The techs had been hard at work and a lot of his skin had been peeled back or cut open. Becca took a quick look at body parts she couldn’t identify, then looked back into the trashcan. This wasn’t getting her anywhere. It was time to use some of her wolf skills.

She closed her eyes again and gave the air a tentative sniff, trying to rouse her wolf senses to process whatever information the corpse could give her. The chemicals made it nearly impossible. Instead, the wolf in her head urged her to run, to race out the doors away from this artificial hell and into the woods.

At least when it wasn’t urging her to lose her lunch in the trashcan she was still clutching.

The mix of reactions thudded their way through her until she trembled from trying to control herself. Running was only a temporary solution. Lizzie would only make her come back, or so she told herself. She took her mind away from the morgue for a few moments, imagining green, peaceful places in the woods, sunlight dappling green leaves, a stream nearby.

As her panic subsided, she began to smell familiar scents. Then a wave of memories of the trailer and Annie and Leroy giving her their cure swept through her. The wolf within her got distant, dwindling away, getting lost in the remembered fog that came with the injections. But when it surged back, it came with a vengeance. For a wild horrible second, she thought she was going to change then and there.

She struggled for control until it felt like hours before she dimly realized that Lizzie was holding her arm. “Becca? Becca, you still in there? Stay with me.” The deputy’s voice was firm, commanding, and it helped steady Becca, giving her an anchor to pull herself from the past to the present as her lids fluttered open.

A glance at her hands showed nails longer and sharper than they should have been, as well as more than a bit of extra hair. She shook her head and twitched all over like a dog, trying to shake it all off. Even she couldn’t change in daylight, and she had more control over her change than most of the other wolves. Even with the damage that the cure had done. This was all in her head. She just needed to find her way out.

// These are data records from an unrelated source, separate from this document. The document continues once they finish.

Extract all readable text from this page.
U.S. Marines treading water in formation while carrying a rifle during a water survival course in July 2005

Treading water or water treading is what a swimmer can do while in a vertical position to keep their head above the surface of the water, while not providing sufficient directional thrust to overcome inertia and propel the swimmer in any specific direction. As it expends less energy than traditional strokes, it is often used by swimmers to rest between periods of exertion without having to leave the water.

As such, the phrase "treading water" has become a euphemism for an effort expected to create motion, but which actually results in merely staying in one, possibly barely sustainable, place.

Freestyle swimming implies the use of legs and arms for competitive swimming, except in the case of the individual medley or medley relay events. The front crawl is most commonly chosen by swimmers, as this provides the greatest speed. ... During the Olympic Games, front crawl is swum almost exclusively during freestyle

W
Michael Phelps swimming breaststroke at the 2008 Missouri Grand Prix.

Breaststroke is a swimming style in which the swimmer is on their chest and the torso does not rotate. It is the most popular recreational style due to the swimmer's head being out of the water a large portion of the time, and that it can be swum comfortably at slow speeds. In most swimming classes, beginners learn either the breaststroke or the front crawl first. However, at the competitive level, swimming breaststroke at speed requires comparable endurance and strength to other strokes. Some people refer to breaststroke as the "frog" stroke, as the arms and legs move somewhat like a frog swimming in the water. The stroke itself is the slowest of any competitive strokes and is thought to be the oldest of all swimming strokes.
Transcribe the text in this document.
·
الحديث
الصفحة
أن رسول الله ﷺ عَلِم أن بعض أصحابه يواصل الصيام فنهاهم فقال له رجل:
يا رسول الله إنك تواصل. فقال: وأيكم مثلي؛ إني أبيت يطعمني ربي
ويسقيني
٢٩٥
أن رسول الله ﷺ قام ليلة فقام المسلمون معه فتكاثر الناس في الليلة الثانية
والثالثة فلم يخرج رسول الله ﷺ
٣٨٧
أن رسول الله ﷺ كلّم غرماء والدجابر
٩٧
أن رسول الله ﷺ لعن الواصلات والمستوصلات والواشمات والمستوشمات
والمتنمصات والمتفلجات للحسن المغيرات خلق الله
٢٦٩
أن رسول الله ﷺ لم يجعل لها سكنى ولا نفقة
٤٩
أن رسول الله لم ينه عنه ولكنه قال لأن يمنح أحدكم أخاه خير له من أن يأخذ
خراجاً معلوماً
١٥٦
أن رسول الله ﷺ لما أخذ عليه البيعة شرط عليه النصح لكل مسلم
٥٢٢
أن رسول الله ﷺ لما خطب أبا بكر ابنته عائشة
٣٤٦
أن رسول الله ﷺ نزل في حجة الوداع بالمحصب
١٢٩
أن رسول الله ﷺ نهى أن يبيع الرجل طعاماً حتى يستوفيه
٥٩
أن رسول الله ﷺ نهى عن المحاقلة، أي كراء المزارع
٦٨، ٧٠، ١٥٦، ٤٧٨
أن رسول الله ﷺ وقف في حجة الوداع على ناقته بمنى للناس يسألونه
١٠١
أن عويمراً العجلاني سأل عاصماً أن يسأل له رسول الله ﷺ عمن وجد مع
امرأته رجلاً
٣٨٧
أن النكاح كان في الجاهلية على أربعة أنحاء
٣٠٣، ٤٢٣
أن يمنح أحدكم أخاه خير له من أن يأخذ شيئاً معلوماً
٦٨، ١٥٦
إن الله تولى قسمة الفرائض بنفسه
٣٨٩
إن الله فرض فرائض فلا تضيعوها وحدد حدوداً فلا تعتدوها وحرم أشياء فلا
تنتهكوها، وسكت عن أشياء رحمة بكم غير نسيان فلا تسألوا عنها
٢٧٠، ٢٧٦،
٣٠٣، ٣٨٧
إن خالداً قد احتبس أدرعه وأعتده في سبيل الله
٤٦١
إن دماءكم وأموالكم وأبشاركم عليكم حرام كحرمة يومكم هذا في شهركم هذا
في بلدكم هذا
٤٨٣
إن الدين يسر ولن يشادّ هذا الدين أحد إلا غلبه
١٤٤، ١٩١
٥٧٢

She met Lizzie’s anxious eyes. “Sorry. Too many memories for a minute there. I’m okay. And yes, that’s Leroy all right.” And other than the fact that his death had gotten Erin into trouble, she couldn’t summon a great deal of sorrow over it. But then, Lizzie probably knew that already and might have even shared the sentiment.

Becca closed her eyes and tried not to inhale much. She rolled through the scents she’d already collected in her wolf brain, cataloguing the ones she recognized. Chemicals, techs, Leroy, death: all of these she knew and dismissed. There were other things in the cocktail of smells: a whiff of Erin which sent a pang through her, and something familiar that twisted and braided itself into Erin’s familiar smell.

It was elusive, hovering just at the edge of her consciousness, like a name on the tip of her tongue that stubbornly remained out of reach. Not a person, or at least not one she knew. It was a woodsy scent with a whiff of decay, and her wolf whimpered when she insisted on revisiting it.

But she couldn’t seem to recognize anything more than that. Her eyes popped open and she glared at Lizzie, directing her frustration at the first face she saw. “What is it?” The deputy shook her arm a little in an impatient gesture. “What did you smell?”

Becca bit back a growl. “That’s it: I didn’t. There something that smells familiar, but I have no idea where I’ve smelled it before.” She sighed and pulled her arm free from Lizzie’s fingers. “It might be nothing.”

Lizzie looked like she’d like to shake Becca’s entire body, and not just her arm, but she stepped back and nodded instead. “All right. I’ll get you back to the store and we’ll see if you can remember anything else later. C’mon.” With a nod to the techs, she shepherded Becca out of the morgue and back to the cruiser.